NVR mentioned above - as most of those things are, is actually a hardware and a software running on top of it. Our basic idea here was that if we could separate those and make the software run virtualized, that would solve all the problems at once. Or, in fact, transform them into something else: Running a converged container cluster. We encourage you to go ahead and read the specifics of that problem and our approach. But considering it is dealt with, our problem now is to modify the software to run on that.
Adaptation to the container world
As any experienced systems engineer would say, no cloud is all unicorns and rainbows, doesn’t matter who runs it. It’s a flexible way to provision resources at great speeds. But this flexibility goes both ways: Those resources can break and go away as fast as they are provisioned. It’s just the nature of the clouds for applications to:
- be killed for some reason
- get locked-up
- lose the host machine
- lose network connectivity
- have IO stalls
- slow down
or encounter any other transient and unexpected errors. And the applications need to be aware of those possibilities and they should handle failures gracefully whenever they can.
For example, when a storage hiccup happens where it’s not possible to write to the drive for some time, one of the classic things to do is to let the writer application (i.e. video recorder) to wait for it while accumulating the incoming data in memory.
Needless to say, this is easier said than done. To say the least, we had to experiment with some arcane garbage collectors to make that happen, even after designing and developing the necessary parts. And that was just one of the things to adapt.

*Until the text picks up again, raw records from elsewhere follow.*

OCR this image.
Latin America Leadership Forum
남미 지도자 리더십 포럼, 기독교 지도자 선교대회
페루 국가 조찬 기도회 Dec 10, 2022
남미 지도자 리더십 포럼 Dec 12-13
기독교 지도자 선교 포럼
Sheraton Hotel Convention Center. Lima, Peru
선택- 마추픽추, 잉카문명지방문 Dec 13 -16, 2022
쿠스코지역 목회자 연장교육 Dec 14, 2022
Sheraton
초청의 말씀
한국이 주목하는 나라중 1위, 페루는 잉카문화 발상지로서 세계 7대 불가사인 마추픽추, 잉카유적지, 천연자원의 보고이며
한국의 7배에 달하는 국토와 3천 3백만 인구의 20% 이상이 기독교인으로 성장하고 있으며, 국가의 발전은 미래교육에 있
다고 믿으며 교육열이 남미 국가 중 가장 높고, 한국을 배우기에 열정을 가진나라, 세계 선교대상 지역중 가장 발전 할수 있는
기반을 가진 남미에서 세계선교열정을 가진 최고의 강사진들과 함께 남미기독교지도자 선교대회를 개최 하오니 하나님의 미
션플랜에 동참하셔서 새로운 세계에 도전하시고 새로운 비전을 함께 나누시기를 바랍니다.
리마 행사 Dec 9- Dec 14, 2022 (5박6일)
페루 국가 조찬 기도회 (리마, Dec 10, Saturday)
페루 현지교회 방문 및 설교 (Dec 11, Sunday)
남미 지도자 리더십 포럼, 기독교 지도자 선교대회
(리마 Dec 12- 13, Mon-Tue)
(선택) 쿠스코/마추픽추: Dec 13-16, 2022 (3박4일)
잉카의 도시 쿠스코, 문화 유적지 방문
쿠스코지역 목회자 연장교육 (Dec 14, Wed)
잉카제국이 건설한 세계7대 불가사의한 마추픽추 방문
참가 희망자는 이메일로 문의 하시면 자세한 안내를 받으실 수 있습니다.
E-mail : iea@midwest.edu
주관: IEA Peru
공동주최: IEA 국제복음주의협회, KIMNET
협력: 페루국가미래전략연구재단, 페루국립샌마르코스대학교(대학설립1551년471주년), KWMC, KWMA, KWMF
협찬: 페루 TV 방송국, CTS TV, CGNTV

Cluster-wide fault tolerance
And not all the faults can be handled. If the node has some hardware problem or the network goes down, it doesn’t matter how you designed your application because it stops working. In order to handle these types of problems, the entire system should be split into failure domains. Simply put, those are the assumptions we make for the things that will fail independently.
For example if we assume that two nodes cannot fail at the same time, that means each node is a failure domain. Next is to run the same application on two different failure domains, i.e. nodes, so even if one fails the other can continue to work. Easy, right?

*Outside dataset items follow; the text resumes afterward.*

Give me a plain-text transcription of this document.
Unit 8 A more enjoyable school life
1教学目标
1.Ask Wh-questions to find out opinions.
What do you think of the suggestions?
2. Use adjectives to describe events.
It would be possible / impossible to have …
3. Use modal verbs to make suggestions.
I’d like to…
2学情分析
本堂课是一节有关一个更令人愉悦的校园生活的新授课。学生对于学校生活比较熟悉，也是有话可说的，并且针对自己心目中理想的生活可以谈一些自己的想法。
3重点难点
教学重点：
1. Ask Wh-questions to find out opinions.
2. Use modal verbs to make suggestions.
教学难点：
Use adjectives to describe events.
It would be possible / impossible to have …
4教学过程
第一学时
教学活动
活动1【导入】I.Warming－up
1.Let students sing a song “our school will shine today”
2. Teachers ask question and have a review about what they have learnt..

For some applications that’s exactly the case. For a video stream recording application though, it is a bit more involved, considering we need very high data throughput for each stream as well as huge amounts of capacity to store them. Adding new instances of the same application and hoping everything will load balance is not a real option.
So what we did was to develop a stripped down version of the application, called a replica NVR which
- records the same streams as the original counterpart
- runs in a different failure domain
- stores the contents on a local drive
- supplies the missing periods back to the original NVR when necessary
Since local drives don’t have much capacity and are not fault-tolerant to begin with, this replica only has the last few hours of streams in which the original NVR is able to restart and get them back into long-term storage. That way, the last requirement of “not missing any data” is solved in a realistic and a more cost-efficient way.
We now have a solution which we can:
- run any number of virtual NVRs, from a few to thousands
- using any amount of capacity required, totalling more than hundreds of petabytes
- automatically assign as many encoders as there are installed
- increase or decrease the number of nodes or all other resources whenever necessary
- be sure that we won’t miss a second of content, even after a number of outages
In effect, this is one of the largest and most cost-effective network video recording solutions to have ever been deployed. And thanks to all technologies involved, it’s now just a matter of deciding the number of cameras.